注)以上は坂本による要約です。メールでは住所氏名を名乗っておられますが、ここでは公開しません。この方への返信をもとに、一般向けに書き直したのが以下の見解です。

以上の意見に対する坂本衛の見解

 「全国波のBSデジタル放送に、関東ローカル番組が流れることを期待する地方の人がいる。そのニーズに応える放送を『電波の無駄づかい』と言い切るのはいかがなものか」との趣旨はよくわかる。しかし、そのニーズに応えるために、わざわざハイビジョン規格のBSデジタル放送をやるのであれば、まさに「電波の無駄づかい」だ。新しい機器を買わずにすむアナログの電波でやればよいからである。

 BSデジタル放送は、そのような地方のニーズなど考えていない東京キー局が、ただ衛星波を自分の系列で占有したいという理由から始めたこと。そこにオマケのようにデジタルラジオがつくことになった。しかし、流すソフトがないから、穴埋めのため、何も考えずに「ありもの」や「手抜き番組」を流す。広告も取れないから制作費を削り、音楽だけを流してお茶をにごす。――そんな放送局のやり方は(始める前から)おかしいと、私は批判している。何も考えず「ありもの」を流した結果、地方に「それこそ待ち望んでいたソフトだ」と受け止める人が当然いるわけだが、だからといって、放送局が何も考えずにやっていることがよいことだという話にはならない。

 この「BSデジタル放送1000日1000万台が”絶望的”な10の理由」は、BSデジタル放送が始まる前に書いたものだが、総務省・全メーカー・全放送局の見込みはハズれ、普及の現状は私の予想通りの展開。すでにBSデジタル局は(NHKを除き)「独自では成り立たないから、キー局で面倒見てくれ」と泣きついている。BSデジタルラジオも「もうからない」という理由で撤退する局が、いつ出てきても不思議ではない。そうなれば、東京の番組を楽しみにチューナーを買った熱心なリスナーを裏切ることになってしまう。そんな危ない計画を無定見に始めたことこそ、「電波の無駄づかい」だと私は思う。

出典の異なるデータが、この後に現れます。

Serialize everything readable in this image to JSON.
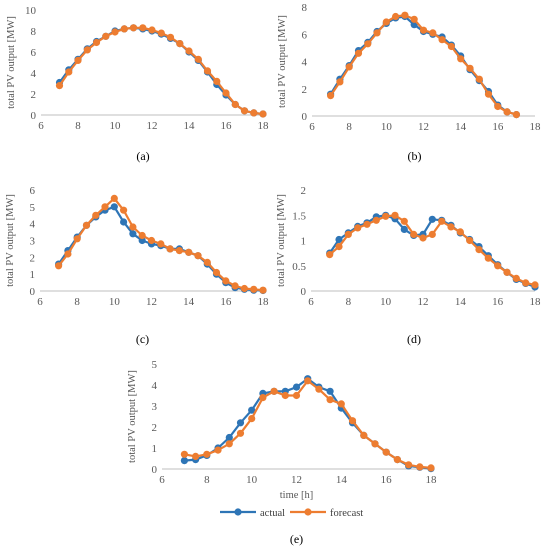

 私は東京・神楽坂の住人だが、何年か前、大阪に出張していたときのこと。ある朝NHK7時のニュースをつけたら「首都・東京に大雪」がトップ項目で、東京の人間である私ですら、朝っぱらからこんなニュースが全国でトップに流れるのでは、地方の人はたまったものではないなと思った。また、地方で東京の番組にアクセスできないのとは逆に、東京で地方の良質なドキュメンタリーを見ることができないといった問題もある。

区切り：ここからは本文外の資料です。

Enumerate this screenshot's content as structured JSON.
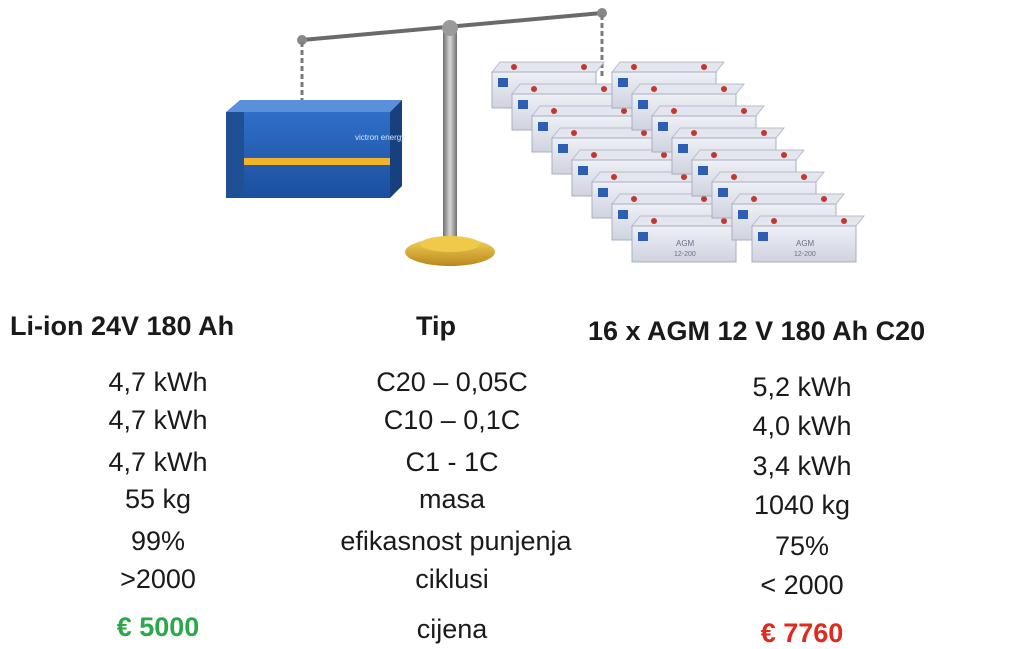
{
  "left": {
    "header": "Li-ion 24V 180 Ah",
    "values": [
      "4,7 kWh",
      "4,7 kWh",
      "4,7 kWh",
      "55 kg",
      "99%",
      ">2000"
    ],
    "price": "€ 5000",
    "price_color": "#2aa84a"
  },
  "middle": {
    "header": "Tip",
    "labels": [
      "C20 – 0,05C",
      "C10 – 0,1C",
      "C1  - 1C",
      "masa",
      "efikasnost punjenja",
      "ciklusi",
      "cijena"
    ]
  },
  "right": {
    "header": "16 x AGM 12 V 180 Ah C20",
    "values": [
      "5,2 kWh",
      "4,0 kWh",
      "3,4 kWh",
      "1040 kg",
      "75%",
      "< 2000"
    ],
    "price": "€ 7760",
    "price_color": "#e02a1f"
  },
  "illustration": {
    "liion_brand": "victron energy",
    "agm_label": "AGM",
    "agm_model": "12-200"
  }
}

 こうした東京キー局と地方局の問題は、日本のテレビにおける大問題の一つ。東京一極集中と地方という日本全体がかかえる大問題でもある。放送分野では、経済が悪く、しかもお先真っ暗の地上波デジタル化投資を始めたため、経済力が段違いのキー局主導が強まっており、地方が東京に振り回されているのが現状。地上波デジタル化でも、地方切り捨ては今後の大問題として必ず浮上する。なにしろ現在の見通しでは、全国4700万世帯のうち2割近くの世帯(大都市圏から離れた地方が中心)に、デジタル地上放送(NHKを除く民放のもの)を届ける手段が見つからない!!からである。そんな話は聞いたこともないという方が多いだろうが、NHKや民放連や総務省の担当者はわかっている(が言い出せないでいる)。そのうち新聞が気づいて書きはじめるから、見ているといい。

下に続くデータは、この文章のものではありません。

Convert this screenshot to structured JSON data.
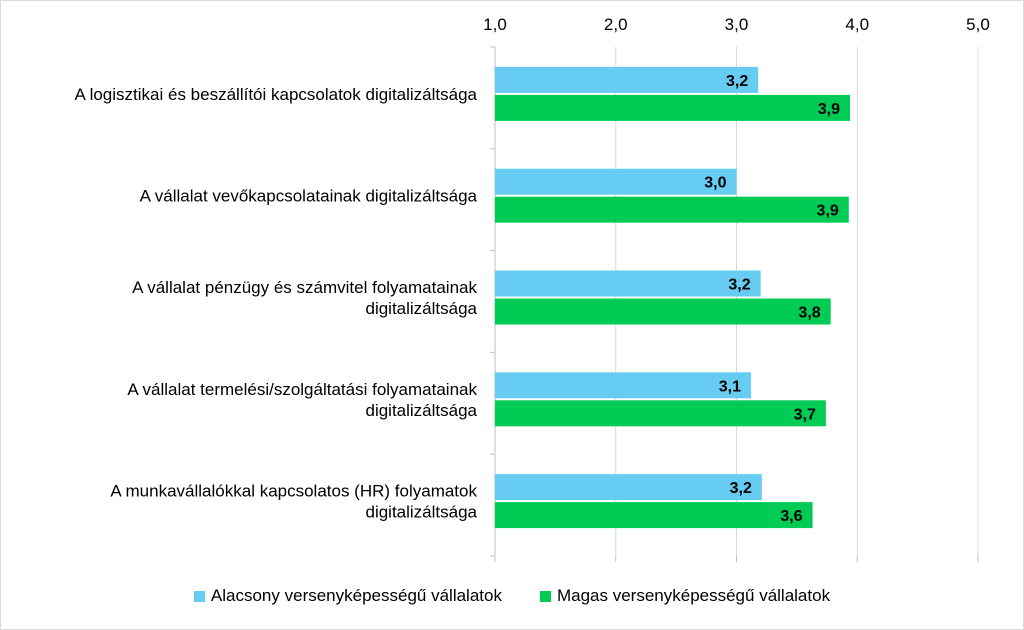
{
  "chart_data": {
    "type": "bar",
    "orientation": "horizontal",
    "categories": [
      [
        "A logisztikai és beszállítói kapcsolatok digitalizáltsága"
      ],
      [
        "A vállalat vevőkapcsolatainak digitalizáltsága"
      ],
      [
        "A vállalat pénzügy és számvitel folyamatainak",
        "digitalizáltsága"
      ],
      [
        "A vállalat termelési/szolgáltatási folyamatainak",
        "digitalizáltsága"
      ],
      [
        "A munkavállalókkal kapcsolatos (HR) folyamatok",
        "digitalizáltsága"
      ]
    ],
    "series": [
      {
        "name": "Alacsony versenyképességű vállalatok",
        "color": "#66ccf2",
        "values": [
          3.18,
          3.0,
          3.2,
          3.12,
          3.21
        ],
        "labels": [
          "3,2",
          "3,0",
          "3,2",
          "3,1",
          "3,2"
        ]
      },
      {
        "name": "Magas versenyképességű vállalatok",
        "color": "#00cc55",
        "values": [
          3.94,
          3.93,
          3.78,
          3.74,
          3.63
        ],
        "labels": [
          "3,9",
          "3,9",
          "3,8",
          "3,7",
          "3,6"
        ]
      }
    ],
    "xlim": [
      1.0,
      5.0
    ],
    "ticks": [
      1.0,
      2.0,
      3.0,
      4.0,
      5.0
    ],
    "tick_labels": [
      "1,0",
      "2,0",
      "3,0",
      "4,0",
      "5,0"
    ],
    "axis_position": "top",
    "grid": true,
    "gridline_color": "#d9d9d9",
    "legend_position": "bottom"
  }
}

 それでも国や放送局は「2011年に地上アナログ放送を止める」と言い張っているのだから、常軌を逸した馬鹿げた国策としか論評しようがない。仮に現時点でBSデジタル放送を打ち切っても、迷惑がかかるのは100万世帯余り(それでも地上放送は映る)。しかし、2011年段階でアナログ地上放送を打ち切れば、(全世帯が対応する受信機を買ったとしても)数百万世帯に迷惑がかかる(地上放送が映らない)。もちろん、全世帯が対応する受信機を買うはずもなく、受信できる世帯は日本全国では少数派にとどまる。多数派を無視できないから、2011年に地上アナログ放送を止めることはできない。地方の視聴者を切り捨てているのは誰なのか、おわかりだろう。(2003年3月記)

≪付記の付記≫BSデジタルラジオ撤退へ(2005年11月)

 2005年9月末、19チャンネルあったBSデジタルラジオ(静止画をつけることが可能)のうち10チャンネルがひっそりと放送を終了した。

 終了したのはBS日本ラジオBS朝日ラジオBS-iラジオBSジャパンWOWOWデジタルラジオ(テレビ系の各2チャンネル)。なお、JFNは2005年11月末、ニッポン放送や文化放送なども2006年3月をメドに撤退する見込みだ。

 既存のテレビ局やラジオ局が片手間かオマケのようにやったラジオには、スポンサーが付かず、客もつかなかったわけである。私は、これは総務省(旧・郵政省)の失政(免許方針の失敗)であり、電波のムダづかいであったと断言する。